Başlıklarda iyi değilim biliyorsun...

18 Sept 2016, 4:22:31

Merhaba!!!
Bu selamın bende farklı bir yeri var, bilip bilmediğinden pek emin değilim, ama olsun.
Bu sözlerim sana, sadece sana olacak.
Uzun zamandır sana, uzakmışız gibi hissediyorum diyordum ya hani, burda bir kez daha onu söyleyeceğim.
Hayır, hayır. Öyle yapma.
Burada neden öyle hissettiğimi açıklayacağım.
Sen her ne kadar 'Hayıırr!' desen de aslında biraz öyle olduğunun farkındasın.
Sadece kabul etmek istemiyorsun sanırım.
Ama biliyorsun ki, bazı şeyleri kabul etmen gerek.
Aynı yer çekimi ivmesini 10N olarak kabul ettiğin gibi.
Bana pis sayısalcı, fizikten örnekler veriyorsun diyebilirsin.
Ama benim ne kadar sayısalcı, ne kadar eşit ağırlıkçı, ne kadar sözelci, ne kadar da dilci olduğumu en iyi sen bilirsin...
Bak, gördün mü? Konudan sapıyorum yine.
Sadede geliyorum..
Uzaklaştık diyordum. Çünkü öyle...
Let me explain.
Bilirsin ki ben öyle çok kolay bir insan değilimdir.
Bu zorluğun sebebi tabi ki de benim. Bunu biliyorum.
Kimseyi kolay kolay öylece hayatıma almıyorum.
Beni en iyi sen bilirsin.
Çünkü daha önce kimseye izin vermedim ki beni senin kadar tanıması için.
Tabi burada senin mütiş ötesi gözlem yeteneğinin de büyük bir payı olabilir ama konumuz bu değil.
Senin sınıf değiştirmenden sonra oldu sanırım olanlar.
Zaten yalnız olduğum sınıfta – sen hariç tabi ki – sen gidince iyice küçüldüm, daha da yalnız oldum.
İnsan ilişkilerim zaten zayıftı. Şimdi sadece mecburiyetten yapar haldeyim.
Sessiz sedasız ağladığım, sadece sıramızın bildiği sessiz çığlıklarım oldu benim.
Bunları yazarken şuan bozağım düğümlenmiş, o günlerimi düşünüp ağlıyor olabilirim.
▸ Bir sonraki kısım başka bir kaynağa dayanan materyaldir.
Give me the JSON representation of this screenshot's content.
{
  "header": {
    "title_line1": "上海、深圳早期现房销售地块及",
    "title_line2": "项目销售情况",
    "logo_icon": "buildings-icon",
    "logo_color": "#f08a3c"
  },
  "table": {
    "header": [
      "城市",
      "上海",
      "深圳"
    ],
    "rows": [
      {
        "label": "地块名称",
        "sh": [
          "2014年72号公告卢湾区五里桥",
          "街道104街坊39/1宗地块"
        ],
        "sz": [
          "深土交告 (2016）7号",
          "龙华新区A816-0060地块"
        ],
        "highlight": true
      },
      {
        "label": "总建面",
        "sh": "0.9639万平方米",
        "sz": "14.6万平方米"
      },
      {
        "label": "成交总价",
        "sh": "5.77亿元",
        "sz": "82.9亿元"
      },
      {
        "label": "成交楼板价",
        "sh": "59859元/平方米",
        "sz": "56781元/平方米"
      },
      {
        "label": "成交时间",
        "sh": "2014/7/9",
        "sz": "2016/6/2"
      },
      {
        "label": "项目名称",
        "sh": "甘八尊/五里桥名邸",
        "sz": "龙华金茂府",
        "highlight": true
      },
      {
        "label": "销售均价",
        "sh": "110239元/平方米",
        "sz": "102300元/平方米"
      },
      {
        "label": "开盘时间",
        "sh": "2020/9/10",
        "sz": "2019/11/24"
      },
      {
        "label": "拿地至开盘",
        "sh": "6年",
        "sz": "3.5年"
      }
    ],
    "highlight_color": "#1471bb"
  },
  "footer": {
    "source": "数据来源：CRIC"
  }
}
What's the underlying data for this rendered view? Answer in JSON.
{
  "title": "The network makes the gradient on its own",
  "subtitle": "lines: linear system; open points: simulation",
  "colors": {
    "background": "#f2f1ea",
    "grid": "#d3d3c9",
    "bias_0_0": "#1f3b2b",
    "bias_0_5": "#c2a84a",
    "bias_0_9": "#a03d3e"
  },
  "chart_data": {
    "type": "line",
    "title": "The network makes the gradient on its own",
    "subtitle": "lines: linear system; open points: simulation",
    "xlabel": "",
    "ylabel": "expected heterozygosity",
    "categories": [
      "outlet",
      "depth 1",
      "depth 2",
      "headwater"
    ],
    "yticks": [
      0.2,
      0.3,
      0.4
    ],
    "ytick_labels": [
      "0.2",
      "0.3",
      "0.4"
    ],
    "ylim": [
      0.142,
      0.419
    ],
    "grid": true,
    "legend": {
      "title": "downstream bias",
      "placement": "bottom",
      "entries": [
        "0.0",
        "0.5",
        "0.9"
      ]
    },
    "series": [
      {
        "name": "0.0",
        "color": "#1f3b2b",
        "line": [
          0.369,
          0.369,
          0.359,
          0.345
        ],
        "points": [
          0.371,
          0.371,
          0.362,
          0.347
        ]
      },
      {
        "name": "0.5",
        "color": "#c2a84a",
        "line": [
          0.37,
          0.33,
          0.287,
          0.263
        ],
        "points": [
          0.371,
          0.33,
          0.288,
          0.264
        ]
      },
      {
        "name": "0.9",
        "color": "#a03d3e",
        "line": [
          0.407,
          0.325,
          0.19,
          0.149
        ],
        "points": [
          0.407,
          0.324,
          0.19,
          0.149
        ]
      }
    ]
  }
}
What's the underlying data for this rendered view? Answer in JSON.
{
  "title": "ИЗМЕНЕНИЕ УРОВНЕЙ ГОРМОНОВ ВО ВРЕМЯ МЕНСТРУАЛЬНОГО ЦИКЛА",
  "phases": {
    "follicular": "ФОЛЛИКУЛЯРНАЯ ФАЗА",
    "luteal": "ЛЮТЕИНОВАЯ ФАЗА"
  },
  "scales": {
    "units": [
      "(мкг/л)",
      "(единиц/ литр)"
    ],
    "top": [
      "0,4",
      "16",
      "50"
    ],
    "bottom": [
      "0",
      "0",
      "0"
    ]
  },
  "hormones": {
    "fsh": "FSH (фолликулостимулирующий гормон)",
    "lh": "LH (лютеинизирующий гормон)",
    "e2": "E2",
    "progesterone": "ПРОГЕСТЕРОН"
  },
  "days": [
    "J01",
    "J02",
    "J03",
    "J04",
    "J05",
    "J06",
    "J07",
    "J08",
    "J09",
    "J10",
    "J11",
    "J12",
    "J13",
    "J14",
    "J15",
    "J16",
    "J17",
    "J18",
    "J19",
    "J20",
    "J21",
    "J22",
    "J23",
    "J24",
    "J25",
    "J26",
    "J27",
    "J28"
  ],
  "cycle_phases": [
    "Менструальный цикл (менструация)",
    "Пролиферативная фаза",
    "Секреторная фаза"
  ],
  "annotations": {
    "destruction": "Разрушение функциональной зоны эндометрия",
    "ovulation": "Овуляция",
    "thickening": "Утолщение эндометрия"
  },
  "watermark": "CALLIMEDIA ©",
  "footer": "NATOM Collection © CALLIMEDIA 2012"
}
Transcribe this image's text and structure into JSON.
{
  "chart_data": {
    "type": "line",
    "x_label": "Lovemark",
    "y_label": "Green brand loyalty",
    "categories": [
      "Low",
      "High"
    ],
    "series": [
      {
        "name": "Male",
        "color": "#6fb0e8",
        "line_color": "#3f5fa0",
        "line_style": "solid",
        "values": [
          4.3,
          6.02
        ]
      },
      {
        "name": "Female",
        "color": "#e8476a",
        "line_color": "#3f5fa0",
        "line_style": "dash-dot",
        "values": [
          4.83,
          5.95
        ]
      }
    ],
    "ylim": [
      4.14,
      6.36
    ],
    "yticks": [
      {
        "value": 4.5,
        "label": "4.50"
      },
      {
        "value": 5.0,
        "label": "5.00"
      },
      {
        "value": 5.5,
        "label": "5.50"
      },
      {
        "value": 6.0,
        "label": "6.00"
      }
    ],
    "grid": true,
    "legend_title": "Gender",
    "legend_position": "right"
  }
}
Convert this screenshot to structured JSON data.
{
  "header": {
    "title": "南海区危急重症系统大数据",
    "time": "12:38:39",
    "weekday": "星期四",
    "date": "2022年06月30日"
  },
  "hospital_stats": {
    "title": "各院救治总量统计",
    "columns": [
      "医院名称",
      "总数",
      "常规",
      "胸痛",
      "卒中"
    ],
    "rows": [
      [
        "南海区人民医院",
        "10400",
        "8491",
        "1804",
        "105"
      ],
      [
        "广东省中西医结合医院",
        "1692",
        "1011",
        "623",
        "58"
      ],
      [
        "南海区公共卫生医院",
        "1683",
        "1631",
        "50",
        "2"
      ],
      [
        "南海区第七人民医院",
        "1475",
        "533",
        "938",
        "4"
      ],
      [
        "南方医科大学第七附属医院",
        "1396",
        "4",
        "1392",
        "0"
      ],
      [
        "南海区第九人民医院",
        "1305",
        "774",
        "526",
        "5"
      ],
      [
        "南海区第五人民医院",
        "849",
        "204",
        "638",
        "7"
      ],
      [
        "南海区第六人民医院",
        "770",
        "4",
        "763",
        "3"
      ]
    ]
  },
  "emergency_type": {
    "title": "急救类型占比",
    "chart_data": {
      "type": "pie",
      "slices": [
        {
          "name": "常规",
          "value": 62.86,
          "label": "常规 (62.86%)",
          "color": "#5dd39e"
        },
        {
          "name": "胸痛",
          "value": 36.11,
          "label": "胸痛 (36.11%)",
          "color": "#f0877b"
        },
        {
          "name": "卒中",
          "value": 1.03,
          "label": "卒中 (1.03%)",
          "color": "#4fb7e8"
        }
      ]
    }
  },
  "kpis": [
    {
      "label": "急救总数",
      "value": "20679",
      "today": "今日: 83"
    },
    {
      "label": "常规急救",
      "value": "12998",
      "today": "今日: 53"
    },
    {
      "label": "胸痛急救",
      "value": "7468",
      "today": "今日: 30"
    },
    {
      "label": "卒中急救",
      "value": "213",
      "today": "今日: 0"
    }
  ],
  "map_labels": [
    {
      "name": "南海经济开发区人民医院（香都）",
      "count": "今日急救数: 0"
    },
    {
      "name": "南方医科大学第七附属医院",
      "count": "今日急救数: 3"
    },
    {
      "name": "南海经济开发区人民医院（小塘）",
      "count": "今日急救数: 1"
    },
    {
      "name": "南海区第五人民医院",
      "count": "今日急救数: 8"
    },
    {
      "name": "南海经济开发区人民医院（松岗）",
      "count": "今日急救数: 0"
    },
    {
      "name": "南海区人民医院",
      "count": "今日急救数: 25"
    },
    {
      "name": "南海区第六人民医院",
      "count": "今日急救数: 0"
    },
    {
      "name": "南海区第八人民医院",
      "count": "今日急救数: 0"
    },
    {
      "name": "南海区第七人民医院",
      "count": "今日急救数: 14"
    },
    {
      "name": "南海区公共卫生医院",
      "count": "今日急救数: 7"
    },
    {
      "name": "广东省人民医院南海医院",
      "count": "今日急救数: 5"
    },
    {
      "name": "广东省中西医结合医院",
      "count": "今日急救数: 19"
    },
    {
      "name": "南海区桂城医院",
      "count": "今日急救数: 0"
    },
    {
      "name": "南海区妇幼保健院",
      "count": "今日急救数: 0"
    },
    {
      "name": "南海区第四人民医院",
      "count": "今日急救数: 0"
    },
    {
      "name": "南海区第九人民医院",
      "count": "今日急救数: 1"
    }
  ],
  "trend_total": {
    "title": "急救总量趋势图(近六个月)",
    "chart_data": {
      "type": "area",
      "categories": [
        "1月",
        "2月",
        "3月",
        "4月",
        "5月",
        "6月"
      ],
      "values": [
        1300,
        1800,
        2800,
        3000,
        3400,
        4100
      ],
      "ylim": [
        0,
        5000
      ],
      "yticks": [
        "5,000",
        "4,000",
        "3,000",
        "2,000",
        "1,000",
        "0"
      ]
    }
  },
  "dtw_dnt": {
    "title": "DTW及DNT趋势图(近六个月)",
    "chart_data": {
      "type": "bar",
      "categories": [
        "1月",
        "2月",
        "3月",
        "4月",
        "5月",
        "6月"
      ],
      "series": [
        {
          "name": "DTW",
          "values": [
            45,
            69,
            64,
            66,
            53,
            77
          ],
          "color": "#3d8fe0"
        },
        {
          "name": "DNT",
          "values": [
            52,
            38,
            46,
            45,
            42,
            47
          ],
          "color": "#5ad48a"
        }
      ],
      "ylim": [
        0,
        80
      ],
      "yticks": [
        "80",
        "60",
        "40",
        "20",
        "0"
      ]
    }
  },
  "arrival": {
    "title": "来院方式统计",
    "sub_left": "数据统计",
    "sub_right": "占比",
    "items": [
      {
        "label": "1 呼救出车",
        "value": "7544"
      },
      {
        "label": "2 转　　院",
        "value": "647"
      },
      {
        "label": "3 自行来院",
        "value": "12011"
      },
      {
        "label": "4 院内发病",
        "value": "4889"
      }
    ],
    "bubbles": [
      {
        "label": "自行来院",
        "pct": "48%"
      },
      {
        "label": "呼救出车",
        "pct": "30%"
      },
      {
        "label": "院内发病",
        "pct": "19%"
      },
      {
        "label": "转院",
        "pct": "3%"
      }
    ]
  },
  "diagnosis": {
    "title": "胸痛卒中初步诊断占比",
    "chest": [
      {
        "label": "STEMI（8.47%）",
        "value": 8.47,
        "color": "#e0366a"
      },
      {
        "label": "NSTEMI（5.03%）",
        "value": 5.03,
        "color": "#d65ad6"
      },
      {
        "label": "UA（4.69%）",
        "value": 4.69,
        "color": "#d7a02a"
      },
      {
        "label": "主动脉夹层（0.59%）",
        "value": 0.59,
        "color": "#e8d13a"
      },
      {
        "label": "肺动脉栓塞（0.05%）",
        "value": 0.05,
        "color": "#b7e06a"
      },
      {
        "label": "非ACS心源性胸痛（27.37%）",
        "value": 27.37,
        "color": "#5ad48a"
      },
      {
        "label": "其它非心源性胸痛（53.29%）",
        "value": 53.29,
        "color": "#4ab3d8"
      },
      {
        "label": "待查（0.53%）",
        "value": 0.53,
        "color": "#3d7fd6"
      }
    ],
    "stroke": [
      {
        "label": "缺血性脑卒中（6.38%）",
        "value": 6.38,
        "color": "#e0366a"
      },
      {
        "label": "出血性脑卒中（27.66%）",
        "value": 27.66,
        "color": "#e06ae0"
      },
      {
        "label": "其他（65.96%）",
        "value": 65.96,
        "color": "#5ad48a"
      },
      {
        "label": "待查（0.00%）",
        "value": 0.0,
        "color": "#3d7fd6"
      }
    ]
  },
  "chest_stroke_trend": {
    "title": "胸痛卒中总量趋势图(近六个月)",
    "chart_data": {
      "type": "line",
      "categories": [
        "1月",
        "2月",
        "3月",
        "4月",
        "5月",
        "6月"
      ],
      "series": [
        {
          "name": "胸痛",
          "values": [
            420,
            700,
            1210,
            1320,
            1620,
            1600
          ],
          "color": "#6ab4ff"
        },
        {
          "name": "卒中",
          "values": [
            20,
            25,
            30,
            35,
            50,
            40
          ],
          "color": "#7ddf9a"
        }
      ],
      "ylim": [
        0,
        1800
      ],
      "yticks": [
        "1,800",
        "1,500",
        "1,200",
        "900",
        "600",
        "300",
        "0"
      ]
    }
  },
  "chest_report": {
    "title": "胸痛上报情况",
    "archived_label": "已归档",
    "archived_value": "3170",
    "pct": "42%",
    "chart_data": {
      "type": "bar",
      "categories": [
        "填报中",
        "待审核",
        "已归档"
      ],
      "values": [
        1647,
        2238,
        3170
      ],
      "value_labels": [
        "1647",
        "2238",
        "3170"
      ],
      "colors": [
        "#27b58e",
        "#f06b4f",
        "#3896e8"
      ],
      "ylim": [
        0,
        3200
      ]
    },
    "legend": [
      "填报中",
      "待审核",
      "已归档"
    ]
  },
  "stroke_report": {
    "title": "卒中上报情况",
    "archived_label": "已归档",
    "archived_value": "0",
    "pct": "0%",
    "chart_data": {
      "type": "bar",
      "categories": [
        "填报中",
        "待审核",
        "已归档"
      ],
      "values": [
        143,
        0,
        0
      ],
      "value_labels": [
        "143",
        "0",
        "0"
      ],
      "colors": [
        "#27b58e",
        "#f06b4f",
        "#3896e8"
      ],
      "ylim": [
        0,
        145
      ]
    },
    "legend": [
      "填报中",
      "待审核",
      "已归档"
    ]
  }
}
Ama sen yapma!
Hiçbir zaman gelip sana neler olduğunu açık açık anlatamadım. Bazen sen görünce zaten anlarsın dedim. Ama sonra vazgeçip o çok kullanımlık sahte maskelerimden geçirdim yüzüme. Kendimi bile kandırdım.
Dışlanmak çok üzmedi beni. En çok üzüldüğüm senin yanımda olmamaındı aslında.
Bunları şimdi vicdan azabı çek falan diye de söylemiyorum hani. Sadece söylemek istediğim için.
Ben uzaklaştık derken neler hissediyordum gör diye.
Bazen geçmişte çok mu takılı kalıyorum diye düşünmeden edemiyorum.
Çok mutlu bir geçmişim yoktu sonuçta ve orada takılı kalmak bugünümü darmadağın ediyor, farkındayım.
Bütün bunları yazıyor oluşumun bir sebebi de bu sanırım. Anlatırsam geçer diye.. Kurtulurum belki diye...
Görüyorsun ya, bir türlü doğru noktaya erişemiyorum. Hep konunun etrafındayım ama hiç ‘tam da üstüne’ basamıyorum.
Sen insanlara kolay güveniyorsun (yani dört yılın sonunda belki insanlara olan güvenin biraz sarsılmış, pişmanlıklar yaşamış olsan da, bana göre hala daha kolay güveniyorsun insanlara). Arkadaşlık kurmak çok da zor olmuyor sanırım senin için. Gerçi burda oturup rahat rahat kouşuyormuşum gibi olsun istemem ama dediğim gibi benim gözümde bu böyleydi. Sen hep kendine arkadaş edinebiliyorsun.
Sorun senin arkadaş edinebiliyor oluşun değil. Benim edinemiyor oluşum.
Sen, her yeni insanla benden daha da uzaklaşıyormuşsun gibi.
Burada olduğunda ben olamıyorum, ben geldiğimde sen yoksun.
Belki bir kez olsun seni görmek, o saçma sapan konulardan konuşmak beni biraz olsun rahatlatacak.
Ama sen hep çok meşgulsün.
Tamam. Şu an sana çok pis sitem ediyormuşum gibi oldu. Kabul ama amacım sitem etmek değil.
Çünkü benim sitem edişim ne değiştirecek ki??
Pişmanlıkların ve ağlamanın hiçbir şeyi değiştirmediği gibi.
Eh, çok iç karartıcı oldum. Konuyu dağıtmadan önce sana birkaç bir şey daha söylemek istiyorum.
(bu arada tam şuan ‘count on you’ çalmaya başladı... ne kadar da manidar.. :) )
TEŞEKKÜR EDERİM!!!BANA KATTIKLARIN İÇİN! Eski ben olsa belki yaptıklarının ardından binlerce kez düşünür, keşke keşke diye ortalıkta dolanırdı. Pişmanlıklarım sıfıra yakın sanırım. (Kimselere söyleme nazar değer diye korkuyorum.:( ) izin verirsen buraya bir şarkıyla giricem...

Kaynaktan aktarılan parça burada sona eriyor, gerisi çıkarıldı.